De plus, la sous-évauation du yuan est une réalité. Il est aussi évident que le yuan est sous-évalué permettant de doper les exportations chinoises.
Pensez-vous aussi normal, que le gouvernement chinois taxe certains produits importés? Le prix, par exemple, d'une voiture Mercedes ou BMW ou encore Peugeot ou Citroen est 3 à 4 fois plus élevé sur le sol chinois!!! Ceci s'apelle tous simplement du protectionnisme visant à protéger les industries chinoises.

Anonyme a dit...

Voici ma réponse aux trois points que vous soulevez. Les ouvriers chinois sont peut-être mal payés relativement aux critères occidentaux, mais il ne demeure pas moins vrai que personne ne les oblige à travailler à un endroit plus qu’un autre. Laissez-leur le temps de développer leur capacité de production et leurs perspectives d’emploi seront améliorées d’autant. Au contraire, l’intervention de l’État ne fera que ralentir leur développement et, par suite, leurs choix.



Vous dites, comme la plupart des soi-disant experts, que le yuan est sous-évalué, car la Chine exporte davantage qu’elle importe des États-Unis. Or, la balance commerciale chinoise est plus souvent déficitaire avec le Japon, la Corée du Sud, Taiwan et plusieurs autres pays. Par conséquent, à partir de ce raisonnement, ne devrait-on pas conclure, au contraire, que le yuan est surévalué? On ne peut pas conclure qu’une monnaie est sous-évaluée sous le prétexte que sa balance commerciale est excédentaire avec un pays en particulier, aussi important soit-il. La réponse aux exportations chinoises aux États-Unis est la forte demande américaine des produits chinois d’une part et d’autre part, la productivité croissante des chinois, mais non la sous-évaluation du yuan.

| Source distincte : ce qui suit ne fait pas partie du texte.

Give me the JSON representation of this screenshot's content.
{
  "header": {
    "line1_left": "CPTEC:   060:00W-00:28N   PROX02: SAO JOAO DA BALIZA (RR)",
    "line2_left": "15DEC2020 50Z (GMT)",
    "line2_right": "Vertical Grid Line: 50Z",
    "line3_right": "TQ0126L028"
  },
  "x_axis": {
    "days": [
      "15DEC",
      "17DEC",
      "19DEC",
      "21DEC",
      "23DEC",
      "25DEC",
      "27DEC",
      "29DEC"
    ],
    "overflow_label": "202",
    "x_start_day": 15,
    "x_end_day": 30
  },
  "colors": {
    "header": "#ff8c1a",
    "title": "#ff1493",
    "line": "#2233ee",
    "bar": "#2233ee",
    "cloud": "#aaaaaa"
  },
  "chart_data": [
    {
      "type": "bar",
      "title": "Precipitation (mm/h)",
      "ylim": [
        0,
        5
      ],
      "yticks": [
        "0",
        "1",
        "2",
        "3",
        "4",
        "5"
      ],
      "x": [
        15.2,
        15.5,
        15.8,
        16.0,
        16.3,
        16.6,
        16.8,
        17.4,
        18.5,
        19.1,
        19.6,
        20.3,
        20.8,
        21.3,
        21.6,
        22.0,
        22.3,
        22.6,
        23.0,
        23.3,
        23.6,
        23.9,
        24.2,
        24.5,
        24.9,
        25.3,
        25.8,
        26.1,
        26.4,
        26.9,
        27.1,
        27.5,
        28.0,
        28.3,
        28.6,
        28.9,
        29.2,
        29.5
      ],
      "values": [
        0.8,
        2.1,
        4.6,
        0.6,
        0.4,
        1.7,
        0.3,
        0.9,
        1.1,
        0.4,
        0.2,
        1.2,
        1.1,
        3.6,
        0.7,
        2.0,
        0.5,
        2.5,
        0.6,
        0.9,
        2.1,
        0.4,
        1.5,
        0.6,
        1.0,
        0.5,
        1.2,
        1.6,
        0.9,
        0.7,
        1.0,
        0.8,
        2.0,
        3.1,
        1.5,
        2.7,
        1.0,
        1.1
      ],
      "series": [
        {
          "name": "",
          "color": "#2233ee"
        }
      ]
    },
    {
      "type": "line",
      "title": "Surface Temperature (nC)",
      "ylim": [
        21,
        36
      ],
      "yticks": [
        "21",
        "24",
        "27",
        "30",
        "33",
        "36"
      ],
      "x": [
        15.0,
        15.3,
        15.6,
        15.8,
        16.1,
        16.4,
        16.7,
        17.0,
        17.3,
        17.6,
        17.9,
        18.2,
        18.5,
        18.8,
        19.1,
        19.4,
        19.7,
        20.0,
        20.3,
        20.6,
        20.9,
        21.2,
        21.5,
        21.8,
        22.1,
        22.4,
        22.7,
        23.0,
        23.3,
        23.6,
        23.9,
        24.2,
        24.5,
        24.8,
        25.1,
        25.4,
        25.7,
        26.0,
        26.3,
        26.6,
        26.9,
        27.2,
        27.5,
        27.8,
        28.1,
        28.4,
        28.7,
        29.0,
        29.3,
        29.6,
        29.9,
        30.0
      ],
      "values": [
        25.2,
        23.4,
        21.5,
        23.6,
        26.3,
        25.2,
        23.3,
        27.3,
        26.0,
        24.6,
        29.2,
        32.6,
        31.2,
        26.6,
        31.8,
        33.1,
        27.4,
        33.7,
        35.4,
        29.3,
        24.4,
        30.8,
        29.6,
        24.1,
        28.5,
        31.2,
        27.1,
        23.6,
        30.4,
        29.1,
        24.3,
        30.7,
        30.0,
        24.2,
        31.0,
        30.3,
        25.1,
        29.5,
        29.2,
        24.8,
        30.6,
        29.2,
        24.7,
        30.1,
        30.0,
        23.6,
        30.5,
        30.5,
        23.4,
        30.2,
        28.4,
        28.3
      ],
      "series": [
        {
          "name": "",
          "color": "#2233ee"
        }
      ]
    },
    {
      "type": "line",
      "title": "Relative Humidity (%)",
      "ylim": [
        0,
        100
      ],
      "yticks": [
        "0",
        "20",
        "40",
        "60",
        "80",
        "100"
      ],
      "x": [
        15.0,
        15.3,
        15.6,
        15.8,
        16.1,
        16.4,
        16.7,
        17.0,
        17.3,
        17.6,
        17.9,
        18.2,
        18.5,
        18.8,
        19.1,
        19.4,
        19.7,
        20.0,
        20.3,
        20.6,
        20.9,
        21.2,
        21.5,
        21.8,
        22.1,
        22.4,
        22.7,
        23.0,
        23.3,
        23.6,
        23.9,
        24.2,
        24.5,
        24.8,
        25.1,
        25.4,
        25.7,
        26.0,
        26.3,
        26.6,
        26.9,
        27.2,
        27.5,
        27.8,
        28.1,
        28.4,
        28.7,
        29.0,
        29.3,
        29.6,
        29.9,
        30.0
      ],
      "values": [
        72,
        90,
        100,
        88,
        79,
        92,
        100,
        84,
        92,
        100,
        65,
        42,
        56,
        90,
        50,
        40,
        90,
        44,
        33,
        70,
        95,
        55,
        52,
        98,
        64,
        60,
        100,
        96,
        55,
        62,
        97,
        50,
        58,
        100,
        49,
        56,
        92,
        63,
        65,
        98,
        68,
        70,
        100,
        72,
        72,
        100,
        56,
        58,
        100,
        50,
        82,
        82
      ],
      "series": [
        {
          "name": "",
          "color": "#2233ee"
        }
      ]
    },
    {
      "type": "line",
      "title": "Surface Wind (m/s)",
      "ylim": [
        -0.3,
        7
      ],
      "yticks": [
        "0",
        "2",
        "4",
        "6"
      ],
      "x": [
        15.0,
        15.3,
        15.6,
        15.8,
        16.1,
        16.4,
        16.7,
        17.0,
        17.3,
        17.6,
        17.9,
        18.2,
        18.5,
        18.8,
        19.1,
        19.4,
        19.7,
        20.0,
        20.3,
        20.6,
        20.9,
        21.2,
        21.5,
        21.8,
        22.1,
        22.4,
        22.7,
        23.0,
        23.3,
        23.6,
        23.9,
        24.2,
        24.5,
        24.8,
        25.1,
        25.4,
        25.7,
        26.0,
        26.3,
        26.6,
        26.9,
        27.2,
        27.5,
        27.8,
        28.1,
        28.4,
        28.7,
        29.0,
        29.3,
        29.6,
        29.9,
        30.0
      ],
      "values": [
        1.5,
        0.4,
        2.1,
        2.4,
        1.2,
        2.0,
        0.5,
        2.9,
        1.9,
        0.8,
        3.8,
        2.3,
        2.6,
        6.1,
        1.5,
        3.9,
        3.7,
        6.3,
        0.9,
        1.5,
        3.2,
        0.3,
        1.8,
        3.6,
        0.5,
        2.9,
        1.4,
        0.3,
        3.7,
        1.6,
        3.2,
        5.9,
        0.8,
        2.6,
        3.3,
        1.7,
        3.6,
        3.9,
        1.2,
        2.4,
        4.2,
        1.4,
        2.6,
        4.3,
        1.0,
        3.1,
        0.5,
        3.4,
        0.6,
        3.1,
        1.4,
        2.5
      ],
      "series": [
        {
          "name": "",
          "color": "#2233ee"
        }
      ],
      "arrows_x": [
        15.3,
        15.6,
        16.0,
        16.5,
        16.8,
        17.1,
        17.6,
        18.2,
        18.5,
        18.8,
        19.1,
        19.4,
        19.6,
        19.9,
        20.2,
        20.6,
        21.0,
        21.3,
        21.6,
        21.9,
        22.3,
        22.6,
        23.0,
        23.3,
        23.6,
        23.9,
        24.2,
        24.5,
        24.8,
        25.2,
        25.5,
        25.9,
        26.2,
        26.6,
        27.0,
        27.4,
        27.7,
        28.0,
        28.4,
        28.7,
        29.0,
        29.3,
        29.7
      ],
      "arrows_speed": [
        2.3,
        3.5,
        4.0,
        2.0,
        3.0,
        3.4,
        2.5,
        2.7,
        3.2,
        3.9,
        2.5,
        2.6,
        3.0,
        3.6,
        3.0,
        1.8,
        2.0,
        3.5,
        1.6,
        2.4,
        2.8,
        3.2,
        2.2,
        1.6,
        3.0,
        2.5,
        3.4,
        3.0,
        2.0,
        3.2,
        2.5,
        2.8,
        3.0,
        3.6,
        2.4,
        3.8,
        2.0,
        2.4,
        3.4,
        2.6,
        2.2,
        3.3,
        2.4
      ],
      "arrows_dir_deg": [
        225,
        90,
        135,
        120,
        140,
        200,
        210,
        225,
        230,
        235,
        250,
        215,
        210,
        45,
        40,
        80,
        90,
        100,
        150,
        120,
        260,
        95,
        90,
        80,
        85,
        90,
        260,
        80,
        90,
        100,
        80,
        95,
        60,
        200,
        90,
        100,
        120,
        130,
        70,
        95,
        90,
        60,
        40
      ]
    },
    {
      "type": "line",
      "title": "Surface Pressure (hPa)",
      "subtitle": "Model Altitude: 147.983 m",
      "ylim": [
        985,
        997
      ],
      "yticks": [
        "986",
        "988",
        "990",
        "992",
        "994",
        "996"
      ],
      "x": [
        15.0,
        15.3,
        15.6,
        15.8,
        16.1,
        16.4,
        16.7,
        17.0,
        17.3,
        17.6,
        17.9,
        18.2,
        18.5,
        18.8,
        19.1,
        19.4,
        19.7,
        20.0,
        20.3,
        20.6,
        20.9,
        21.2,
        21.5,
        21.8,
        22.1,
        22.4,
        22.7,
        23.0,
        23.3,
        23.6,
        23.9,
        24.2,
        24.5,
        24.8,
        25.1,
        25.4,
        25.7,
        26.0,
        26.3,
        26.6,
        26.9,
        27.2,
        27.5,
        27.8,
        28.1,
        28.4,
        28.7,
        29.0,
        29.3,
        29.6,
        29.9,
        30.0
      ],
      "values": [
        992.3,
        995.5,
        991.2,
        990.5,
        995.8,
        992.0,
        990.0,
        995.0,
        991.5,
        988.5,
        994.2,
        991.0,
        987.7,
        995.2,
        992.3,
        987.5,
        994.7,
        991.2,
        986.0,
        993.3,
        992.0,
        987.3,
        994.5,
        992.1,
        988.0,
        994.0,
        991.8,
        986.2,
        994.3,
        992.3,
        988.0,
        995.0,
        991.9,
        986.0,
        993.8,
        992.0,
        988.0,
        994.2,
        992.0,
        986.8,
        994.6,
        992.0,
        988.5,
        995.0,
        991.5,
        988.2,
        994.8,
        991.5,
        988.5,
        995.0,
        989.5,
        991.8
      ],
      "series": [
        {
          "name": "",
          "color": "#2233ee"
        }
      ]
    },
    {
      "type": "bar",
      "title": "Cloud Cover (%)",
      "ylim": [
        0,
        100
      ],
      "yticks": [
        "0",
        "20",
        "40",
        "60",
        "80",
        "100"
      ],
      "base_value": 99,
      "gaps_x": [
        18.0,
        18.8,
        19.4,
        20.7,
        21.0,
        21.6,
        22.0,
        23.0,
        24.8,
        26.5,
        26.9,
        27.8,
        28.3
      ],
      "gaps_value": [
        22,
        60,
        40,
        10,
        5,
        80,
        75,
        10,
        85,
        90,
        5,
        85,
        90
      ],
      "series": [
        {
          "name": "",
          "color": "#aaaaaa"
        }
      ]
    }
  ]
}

La Chine est loin d’être un modèle de liberté économique, alors il va sans dire que je trouve déplorable son protectionnisme. Mais ce sont les Chinois qui paient la note. Ils se privent de choix. Et qui dit moins de choix, dit moins de richesse. C’est leur affaire. Les dirigeants chinois ne sont pas plus intelligents que les nôtres.